Гусятинку любил отец Семен до смерти, без гусятины — и праздник не в праздник. А за гусями — вон куда ехать, в Варегу, за сорок верст. Ну да уж заодно — изюму купить для кутьи, муки подрукавной: стал Иван розвальни снаряжать.
— К середе-то, Иван, управишься?
— Я-то? Управлюсь.
— Ну, то-то. Ты гляди, к ночи чтоб не попасть. Волки ведь. Как это со мной-то вышло… — И уж в какой раз принимался отец Семен рассказывать: из той же Вареги он ехал, и волки увязались, и как он им по гусю выкидывал — так ни одного и не довез.
А Иван из Вареги нарочно в ночь выехал: волки так волки, хоть что-нибудь, развернуться бы в чем, одолеть бы что.
И как на смех — хоть бы один. Может, оттого на охоту не вышли волки, что ночь была ясная, месячная. Другие сутки стоял мороз.
К Пожоге приехал Иван в полдень. До перевоза доехал — у перевоза народ, шум: паром-то не ходит. Унжа — стала. Вот те и раз!
Унжа тут не широкая, видно, как на том боку машут руками. Бабы кричат — дразнятся:
— Эй, вы, заунженские! А ну-ко, по первопутку-то к нам?
— Ты, зевластая, помолчи! А то как вот перееду да как почну мутыскать…
— А ну, переедь! А переедь, переедь-ка, я погляжу!

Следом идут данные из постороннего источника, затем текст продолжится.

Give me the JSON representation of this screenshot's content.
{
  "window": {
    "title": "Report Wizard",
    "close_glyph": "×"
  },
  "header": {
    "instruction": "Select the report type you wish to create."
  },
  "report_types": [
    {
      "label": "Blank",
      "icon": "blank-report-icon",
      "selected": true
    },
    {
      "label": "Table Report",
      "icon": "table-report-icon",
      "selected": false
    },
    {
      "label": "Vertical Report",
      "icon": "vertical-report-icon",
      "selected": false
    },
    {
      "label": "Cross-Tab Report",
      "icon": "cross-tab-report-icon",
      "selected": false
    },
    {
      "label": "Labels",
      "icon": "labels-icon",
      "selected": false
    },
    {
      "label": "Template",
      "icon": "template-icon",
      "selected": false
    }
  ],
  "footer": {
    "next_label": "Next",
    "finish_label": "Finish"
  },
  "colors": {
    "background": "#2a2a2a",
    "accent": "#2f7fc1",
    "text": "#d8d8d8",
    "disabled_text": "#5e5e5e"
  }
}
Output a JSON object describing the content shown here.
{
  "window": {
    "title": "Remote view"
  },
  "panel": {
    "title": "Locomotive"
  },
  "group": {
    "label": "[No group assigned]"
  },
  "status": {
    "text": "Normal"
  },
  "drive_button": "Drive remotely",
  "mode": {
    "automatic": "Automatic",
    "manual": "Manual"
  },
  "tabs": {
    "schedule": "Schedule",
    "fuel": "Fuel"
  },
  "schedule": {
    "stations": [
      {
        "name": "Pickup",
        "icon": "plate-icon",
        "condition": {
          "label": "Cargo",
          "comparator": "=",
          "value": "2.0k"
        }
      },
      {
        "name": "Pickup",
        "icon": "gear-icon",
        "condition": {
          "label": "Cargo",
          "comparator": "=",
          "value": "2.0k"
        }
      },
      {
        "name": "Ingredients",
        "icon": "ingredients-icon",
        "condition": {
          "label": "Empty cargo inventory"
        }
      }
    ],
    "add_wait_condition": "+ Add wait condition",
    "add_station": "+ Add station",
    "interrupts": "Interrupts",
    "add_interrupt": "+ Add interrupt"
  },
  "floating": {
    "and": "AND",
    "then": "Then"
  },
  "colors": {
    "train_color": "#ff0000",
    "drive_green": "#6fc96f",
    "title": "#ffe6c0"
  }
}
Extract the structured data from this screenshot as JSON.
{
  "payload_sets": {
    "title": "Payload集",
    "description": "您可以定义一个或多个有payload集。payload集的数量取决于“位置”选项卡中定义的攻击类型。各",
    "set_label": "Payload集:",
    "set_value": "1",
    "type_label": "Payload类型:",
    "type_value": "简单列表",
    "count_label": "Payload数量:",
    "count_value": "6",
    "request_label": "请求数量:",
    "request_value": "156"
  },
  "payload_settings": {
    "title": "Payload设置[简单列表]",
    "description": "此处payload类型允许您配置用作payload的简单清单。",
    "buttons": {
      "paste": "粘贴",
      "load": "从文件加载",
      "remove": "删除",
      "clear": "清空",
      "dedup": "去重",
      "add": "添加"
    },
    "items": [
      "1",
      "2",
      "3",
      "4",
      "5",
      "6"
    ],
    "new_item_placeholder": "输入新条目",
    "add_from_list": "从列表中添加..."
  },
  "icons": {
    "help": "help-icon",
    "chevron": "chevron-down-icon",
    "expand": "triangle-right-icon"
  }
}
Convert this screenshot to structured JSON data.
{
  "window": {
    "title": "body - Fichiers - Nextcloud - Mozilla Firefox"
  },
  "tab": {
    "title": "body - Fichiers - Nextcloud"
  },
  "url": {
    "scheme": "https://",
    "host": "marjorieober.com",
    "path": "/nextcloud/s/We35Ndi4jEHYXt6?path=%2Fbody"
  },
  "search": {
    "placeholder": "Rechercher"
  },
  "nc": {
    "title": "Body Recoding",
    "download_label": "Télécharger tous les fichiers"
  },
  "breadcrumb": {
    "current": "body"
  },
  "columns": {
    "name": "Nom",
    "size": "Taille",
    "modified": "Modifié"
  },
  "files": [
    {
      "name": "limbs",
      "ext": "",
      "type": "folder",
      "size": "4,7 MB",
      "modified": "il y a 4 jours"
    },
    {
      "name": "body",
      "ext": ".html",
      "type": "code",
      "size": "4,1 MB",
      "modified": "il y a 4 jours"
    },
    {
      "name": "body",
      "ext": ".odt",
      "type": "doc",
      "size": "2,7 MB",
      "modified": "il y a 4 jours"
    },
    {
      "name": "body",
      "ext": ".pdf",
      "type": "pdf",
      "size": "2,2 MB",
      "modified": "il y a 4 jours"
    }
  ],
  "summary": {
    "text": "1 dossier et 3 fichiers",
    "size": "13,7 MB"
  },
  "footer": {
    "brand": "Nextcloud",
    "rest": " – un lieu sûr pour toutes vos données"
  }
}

И показалось Ивану: на том боку, среди увязанных платками — мелькнула Марьина голова. Закипело в нем, ударил он лошадь — и стал спускаться на лед. Только спаянный лед — гнулся, булькали под ним пузыри, кругами шел треск.
— А переедет ведь, дьявол! Как Бог свят — переедет…
Иван на лед не глядел, ехал на санях стоймя, крутил вожжами над головой. Только когда уж к тому боку стал подъезжать, вдруг — все кру́гом в глазах — и куда-то вниз тихонько пошел, пошел, пошел…
Пока это опамятовались, да за ум взялись, да слег накидали на лед, пока вытащили Ивана и лошадь. Лошадь-то, должно быть, передними ногами цеплялась: лошадь только тряслась вся. А Иван — жив ли, нет ли, кто его знает.
— Качай, ребята, качай!
И когда галдеть перестали и начали на свитке качать — стало слышно: выл, причитал чей-то бабий звонкий голос. Поглядели: Марья.
— Качай, ребята! Отживе-е-ет еще, у нас народ крепкой, кряжистой…
Отживе-е-ет! Ну хоть бы послушать Марьины причеты — отживе-е-ет.